From aerosols to rain drops: the role of turbulence in cloud microphysics.

Thursday, April 14, 2011 - 2:00pm - 3:00pm
Keller 3-180
Alain Pumir (Centre National de la Recherche Scientifique (CNRS))
Clouds contain fine water droplets in moist air, that may grow to form rain drops. A precise and quantitative understanding of the growth of droplets remains elusive, despite the fact that the essential physical mechanisms responsible for the process are known. In particular, the accepted scenario of rain formation has long rested on the notion of droplets of different sizes falling at different terminal velocities in a quiescent fluid, therefore colliding and coalescing. It has been realized that such approaches lead to wrong predictions of the time it takes for rain to form, in particular in warm clouds.
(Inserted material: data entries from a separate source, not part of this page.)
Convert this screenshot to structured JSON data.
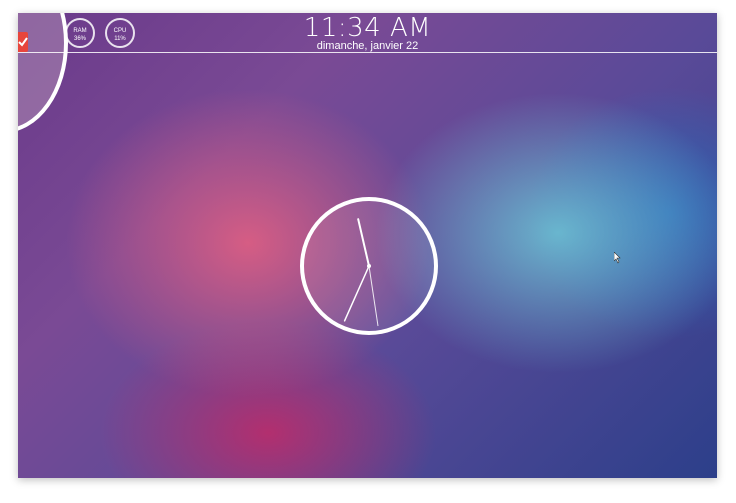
{
  "topbar": {
    "time": "11:34 AM",
    "date": "dimanche, janvier 22"
  },
  "gauges": [
    {
      "label": "RAM",
      "value": "36%"
    },
    {
      "label": "CPU",
      "value": "11%"
    }
  ],
  "launcher": {
    "icon": "checkmark-app-icon",
    "accent": "#e8453c"
  },
  "analog_clock": {
    "hour": 11,
    "minute": 34
  },
  "colors": {
    "accent": "#ffffff"
  }
}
The turbulent motion of air in clouds is likely to play an important role in the formation of rain drops. I will review in this talk the physical effects induced by turbulence, acting on particles that are much heavier than the surrounding fluids, such as water droplets in air. The main ones are preferential concentration -- the very uneven distribution of droplets, as well as the formation of caustics. These effects lead to a strong enhancement of collision rates, which can play an important role in enhancing the rate of drop formation in clouds.

I will also discuss some of the current experimental efforts to document the role of turbulence in cloud microphysics.